Vakıf yükseköğretim kurumlarında görev alacak olan akademik ve idari personelin çalışma esasları 2547 sayılı Kanunda devlet üniversiteleri için öngörülen hükümlere tabidir. Bu personelin aylık ve diğer özlük hakları bakımından ise 4857 sayılı İş Kanunu hükümleri uygulanır.” kuralı yer almıştır.

            Davalı İstanbul Bilgi Üniversitesi de anılan mevzuat hükümleri çerçevesinde 2809 sayılı  “Yükseköğretim Kurumları Teşkilatı Kanunu”na 4142 sayılı Yasa ile eklenen Ek 38. madde ile vakıf yükseköğretim kurumlarına ilişkin hükümlere tabi olmak üzere kamu tüzel kişiliğine sahip olarak kurulmuştur.

İdari rejime dayalı olarak düzenlenmiş bulunan Türkiye’nin idari yapısında, kamu tüzel kişiliği idari yargının görev alanının belirlenmesinde kullanılan ölçütlerden birisidir. Kamu tüzel kişilerinin kuruluş amacı kamu yararı, faaliyet konuları ise kamu hizmetidir. Bu bağlamda, Kamu Tüzel Kişileri, özel hukuk tüzel kişilerine nazaran üstün ve ayrıcalıklı kamu gücüne sahiptirler ve tek taraflı işlemlerle yeni hukuki durum yaratabilirler. Bu nedenle de personeli kamu hukukuna tabidir.

Kanunla kurulma ve kamu tüzel kişiliğine sahip olmanın yanı sıra, Devlet Üniversitelerinde olduğu gibi Vakıf Üniversitelerinin de Anayasal güvence altına alınmış olan “Bilimsel Özerkliğe sahip olmaları” bir diğer ayrıcalığıdır. Üniversitelerde bilimsel özerklik ilkesi benimsenirken güdülen amaç, yükseköğretimin çeşitli siyasal çevre ve baskı grupları ile düşünce kümelerinin etkisinin dışında tutarak, bilimsel amaç, hedefler ve gereksinimlerine bağlı olmalarını sağlamaktır. Bu nedenle de, bilimsel faaliyetin asli unsurları olan yükseköğretim elemanlarının, görevleri, unvanları, atama, yükselme ve emeklilikleri gibi özlük haklarının kanunla düzenleneceği konusu, anayasal teminat altına alınmıştır.

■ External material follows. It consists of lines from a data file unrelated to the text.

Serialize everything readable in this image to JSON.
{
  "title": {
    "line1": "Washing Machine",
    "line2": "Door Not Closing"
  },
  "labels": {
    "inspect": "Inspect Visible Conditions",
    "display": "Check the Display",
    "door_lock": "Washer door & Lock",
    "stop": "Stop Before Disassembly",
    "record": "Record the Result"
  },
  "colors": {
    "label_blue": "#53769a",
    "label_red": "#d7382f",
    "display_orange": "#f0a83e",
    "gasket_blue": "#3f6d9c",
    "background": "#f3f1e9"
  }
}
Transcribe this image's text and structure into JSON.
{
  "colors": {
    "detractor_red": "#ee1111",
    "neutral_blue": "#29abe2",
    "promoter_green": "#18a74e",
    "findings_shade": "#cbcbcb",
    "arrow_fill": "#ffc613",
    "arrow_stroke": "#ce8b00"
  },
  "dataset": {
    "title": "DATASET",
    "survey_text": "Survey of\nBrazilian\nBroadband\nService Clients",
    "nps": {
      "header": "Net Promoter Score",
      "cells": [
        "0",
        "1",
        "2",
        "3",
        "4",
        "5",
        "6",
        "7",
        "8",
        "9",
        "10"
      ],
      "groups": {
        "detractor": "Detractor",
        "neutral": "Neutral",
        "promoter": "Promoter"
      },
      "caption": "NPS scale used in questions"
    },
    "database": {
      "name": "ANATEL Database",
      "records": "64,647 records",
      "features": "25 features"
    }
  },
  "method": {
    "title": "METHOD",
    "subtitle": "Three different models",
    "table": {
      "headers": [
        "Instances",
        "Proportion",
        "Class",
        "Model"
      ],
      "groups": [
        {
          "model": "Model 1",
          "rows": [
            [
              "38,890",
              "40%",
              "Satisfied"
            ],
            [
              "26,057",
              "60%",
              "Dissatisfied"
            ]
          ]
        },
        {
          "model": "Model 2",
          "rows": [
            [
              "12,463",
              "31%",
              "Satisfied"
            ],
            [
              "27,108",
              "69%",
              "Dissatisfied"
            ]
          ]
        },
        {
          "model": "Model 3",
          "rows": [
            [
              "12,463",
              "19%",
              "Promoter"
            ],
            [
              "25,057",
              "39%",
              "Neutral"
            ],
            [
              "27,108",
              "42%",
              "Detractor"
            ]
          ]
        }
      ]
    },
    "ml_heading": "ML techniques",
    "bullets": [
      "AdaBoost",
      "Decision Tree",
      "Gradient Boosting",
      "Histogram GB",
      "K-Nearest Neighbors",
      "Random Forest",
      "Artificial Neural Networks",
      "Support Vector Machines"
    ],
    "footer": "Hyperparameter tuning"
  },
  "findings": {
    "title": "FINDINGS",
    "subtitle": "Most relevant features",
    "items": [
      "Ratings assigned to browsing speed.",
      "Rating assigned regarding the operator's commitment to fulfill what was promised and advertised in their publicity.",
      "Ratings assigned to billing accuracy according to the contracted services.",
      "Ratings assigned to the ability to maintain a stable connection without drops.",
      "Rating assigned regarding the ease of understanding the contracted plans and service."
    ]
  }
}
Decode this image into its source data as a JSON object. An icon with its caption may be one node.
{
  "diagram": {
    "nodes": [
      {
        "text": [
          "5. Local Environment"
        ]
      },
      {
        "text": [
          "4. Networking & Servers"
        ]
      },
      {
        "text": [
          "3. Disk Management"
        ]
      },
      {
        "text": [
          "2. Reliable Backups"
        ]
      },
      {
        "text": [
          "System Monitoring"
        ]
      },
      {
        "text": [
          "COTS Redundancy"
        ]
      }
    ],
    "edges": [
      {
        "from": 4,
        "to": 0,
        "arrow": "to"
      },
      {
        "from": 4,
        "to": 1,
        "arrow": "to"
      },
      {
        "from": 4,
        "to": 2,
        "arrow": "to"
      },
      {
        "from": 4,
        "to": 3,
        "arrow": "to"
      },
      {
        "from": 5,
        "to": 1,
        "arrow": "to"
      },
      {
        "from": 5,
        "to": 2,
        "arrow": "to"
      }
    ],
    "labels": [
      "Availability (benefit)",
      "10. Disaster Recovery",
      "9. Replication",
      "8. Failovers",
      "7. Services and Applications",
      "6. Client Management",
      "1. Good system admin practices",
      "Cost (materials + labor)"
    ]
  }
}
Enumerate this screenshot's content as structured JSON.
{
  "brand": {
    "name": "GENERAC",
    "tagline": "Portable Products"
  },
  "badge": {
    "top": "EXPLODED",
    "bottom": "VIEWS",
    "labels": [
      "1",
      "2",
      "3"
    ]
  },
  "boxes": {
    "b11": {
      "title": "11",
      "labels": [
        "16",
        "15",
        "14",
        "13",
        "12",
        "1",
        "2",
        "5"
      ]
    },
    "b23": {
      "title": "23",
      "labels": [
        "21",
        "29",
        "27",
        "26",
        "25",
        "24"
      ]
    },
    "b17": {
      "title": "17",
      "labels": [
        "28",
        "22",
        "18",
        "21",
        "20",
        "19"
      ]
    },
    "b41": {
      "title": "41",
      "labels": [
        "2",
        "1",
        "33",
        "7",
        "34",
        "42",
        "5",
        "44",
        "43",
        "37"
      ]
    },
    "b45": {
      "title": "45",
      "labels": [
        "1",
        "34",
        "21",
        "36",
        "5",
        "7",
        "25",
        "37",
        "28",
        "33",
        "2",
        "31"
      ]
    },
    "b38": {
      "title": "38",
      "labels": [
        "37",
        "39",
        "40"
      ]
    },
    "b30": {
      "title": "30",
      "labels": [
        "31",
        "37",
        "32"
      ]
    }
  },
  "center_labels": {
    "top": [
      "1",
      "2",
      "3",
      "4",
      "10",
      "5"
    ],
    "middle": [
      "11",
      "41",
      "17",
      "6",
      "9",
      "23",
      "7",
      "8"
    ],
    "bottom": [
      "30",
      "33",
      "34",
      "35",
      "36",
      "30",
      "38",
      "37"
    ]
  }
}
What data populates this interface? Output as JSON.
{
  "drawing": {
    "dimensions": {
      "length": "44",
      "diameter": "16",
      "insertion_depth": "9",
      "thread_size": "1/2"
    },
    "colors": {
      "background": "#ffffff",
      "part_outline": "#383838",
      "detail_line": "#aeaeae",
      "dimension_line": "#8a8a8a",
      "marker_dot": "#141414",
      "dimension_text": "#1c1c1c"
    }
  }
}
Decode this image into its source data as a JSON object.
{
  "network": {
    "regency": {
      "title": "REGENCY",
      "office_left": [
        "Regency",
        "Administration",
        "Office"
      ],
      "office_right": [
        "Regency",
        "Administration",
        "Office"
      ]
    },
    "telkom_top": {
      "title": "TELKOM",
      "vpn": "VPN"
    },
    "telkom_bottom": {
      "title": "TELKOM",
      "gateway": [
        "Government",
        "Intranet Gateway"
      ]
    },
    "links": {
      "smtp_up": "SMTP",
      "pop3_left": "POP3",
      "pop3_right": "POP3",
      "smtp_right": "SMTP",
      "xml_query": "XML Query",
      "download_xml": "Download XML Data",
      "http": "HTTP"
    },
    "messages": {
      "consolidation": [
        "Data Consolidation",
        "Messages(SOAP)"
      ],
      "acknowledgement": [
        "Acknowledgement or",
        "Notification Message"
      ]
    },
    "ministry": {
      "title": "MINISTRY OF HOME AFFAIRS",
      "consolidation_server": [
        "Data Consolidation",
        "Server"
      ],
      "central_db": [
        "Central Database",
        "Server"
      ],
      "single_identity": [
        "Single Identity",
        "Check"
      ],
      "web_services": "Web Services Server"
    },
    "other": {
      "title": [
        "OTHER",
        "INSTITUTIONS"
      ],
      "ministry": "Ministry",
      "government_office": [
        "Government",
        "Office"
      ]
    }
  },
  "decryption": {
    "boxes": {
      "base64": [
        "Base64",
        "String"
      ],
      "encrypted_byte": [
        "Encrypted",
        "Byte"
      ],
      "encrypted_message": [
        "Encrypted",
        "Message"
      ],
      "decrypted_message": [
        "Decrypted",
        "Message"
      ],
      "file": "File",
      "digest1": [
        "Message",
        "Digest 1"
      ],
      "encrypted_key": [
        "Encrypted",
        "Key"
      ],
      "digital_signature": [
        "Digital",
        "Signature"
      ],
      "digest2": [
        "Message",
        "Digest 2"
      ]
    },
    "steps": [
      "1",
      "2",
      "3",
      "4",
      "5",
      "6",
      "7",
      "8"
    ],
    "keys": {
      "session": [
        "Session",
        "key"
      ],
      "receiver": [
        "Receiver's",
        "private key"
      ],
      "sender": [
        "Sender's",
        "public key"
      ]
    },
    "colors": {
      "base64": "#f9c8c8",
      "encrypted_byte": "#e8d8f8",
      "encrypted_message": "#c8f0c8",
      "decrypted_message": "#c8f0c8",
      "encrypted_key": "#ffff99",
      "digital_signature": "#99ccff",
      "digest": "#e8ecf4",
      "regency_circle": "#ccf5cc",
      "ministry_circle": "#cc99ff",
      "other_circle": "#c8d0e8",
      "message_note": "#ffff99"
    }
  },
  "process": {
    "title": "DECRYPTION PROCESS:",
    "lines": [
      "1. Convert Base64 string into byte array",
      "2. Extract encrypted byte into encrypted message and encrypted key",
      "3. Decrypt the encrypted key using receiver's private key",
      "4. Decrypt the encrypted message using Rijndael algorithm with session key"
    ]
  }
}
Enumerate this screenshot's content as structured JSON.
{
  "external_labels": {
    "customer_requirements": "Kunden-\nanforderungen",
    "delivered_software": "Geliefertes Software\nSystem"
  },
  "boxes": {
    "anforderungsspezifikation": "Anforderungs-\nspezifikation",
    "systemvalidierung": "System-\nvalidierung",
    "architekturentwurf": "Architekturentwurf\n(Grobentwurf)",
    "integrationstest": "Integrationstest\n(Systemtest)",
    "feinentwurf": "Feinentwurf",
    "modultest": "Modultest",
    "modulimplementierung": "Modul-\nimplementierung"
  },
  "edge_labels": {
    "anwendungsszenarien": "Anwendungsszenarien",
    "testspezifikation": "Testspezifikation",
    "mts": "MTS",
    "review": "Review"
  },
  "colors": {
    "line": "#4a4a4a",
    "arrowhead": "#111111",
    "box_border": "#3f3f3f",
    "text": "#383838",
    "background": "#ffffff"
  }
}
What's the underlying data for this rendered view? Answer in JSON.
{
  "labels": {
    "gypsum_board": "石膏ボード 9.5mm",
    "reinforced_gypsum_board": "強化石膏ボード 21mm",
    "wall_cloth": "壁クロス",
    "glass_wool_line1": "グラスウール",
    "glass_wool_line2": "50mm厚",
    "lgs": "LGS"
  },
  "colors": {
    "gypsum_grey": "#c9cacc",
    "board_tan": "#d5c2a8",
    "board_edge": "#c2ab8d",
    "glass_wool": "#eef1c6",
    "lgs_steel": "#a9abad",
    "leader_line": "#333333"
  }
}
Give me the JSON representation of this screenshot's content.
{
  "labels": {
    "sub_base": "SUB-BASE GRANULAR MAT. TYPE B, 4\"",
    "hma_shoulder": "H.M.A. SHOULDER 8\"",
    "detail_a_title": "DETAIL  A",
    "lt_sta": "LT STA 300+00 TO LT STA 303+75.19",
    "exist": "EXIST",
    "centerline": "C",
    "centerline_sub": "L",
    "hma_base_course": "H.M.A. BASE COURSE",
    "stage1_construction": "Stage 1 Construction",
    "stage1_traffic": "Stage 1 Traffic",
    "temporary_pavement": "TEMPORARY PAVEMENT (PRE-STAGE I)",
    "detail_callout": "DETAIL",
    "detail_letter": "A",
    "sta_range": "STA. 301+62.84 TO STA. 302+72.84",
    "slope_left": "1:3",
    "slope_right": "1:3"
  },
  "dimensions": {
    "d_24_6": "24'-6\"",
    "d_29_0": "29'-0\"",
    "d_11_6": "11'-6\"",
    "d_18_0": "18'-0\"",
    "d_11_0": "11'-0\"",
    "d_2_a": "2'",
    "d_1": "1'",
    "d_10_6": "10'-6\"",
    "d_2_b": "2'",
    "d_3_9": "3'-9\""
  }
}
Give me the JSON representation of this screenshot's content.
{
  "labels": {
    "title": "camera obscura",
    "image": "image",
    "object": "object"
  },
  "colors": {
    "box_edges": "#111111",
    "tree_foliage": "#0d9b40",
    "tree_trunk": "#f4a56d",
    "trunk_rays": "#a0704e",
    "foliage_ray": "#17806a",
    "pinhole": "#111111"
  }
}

Somut olay ve mevzuat hükümleri birlikte irdelendiğinde; davalı Üniversitenin, sürekli ve düzenli nitelikteki kamu hizmetinde çalıştırdığı davacının; statüsü, göreve alınması, hak ve yetkileri gözetildiğinde, İdare Hukuku kapsamında bir kamu personeli olduğu açıktır. Bu açıdan davacının, iş akdinin feshine ilişkin işleminin de 2577 sayılı Kanunun 2’inci maddesinin 1’inci fıkrasının (a) bendinde tanımı yapılan iptal davasına konu edilebilecek nitelikte bir idari işlem niteliği taşıdığı;  bu işlemin hukuka uygunluğunun denetiminin de, Anayasayla bu denetim için oluşturulan İdari Yargı’nın görev alanında bulunduğu sonucuna varılmıştır.

Açıklanan nedenlerle, Yargıtay Cumhuriyet Başsavcısı’nın başvurusunun reddi gerekmiştir.

S O N U Ç         : Davanın çözümünde İDARİ YARGININ görevli olduğuna, bu nedenle Yargıtay Cumhuriyet Başsavcısı’nın BAŞVURUSUNUN REDDİNE, 5.11.2012 gününde OY BİRLİĞİ İLE KESİN OLARAK karar verildi.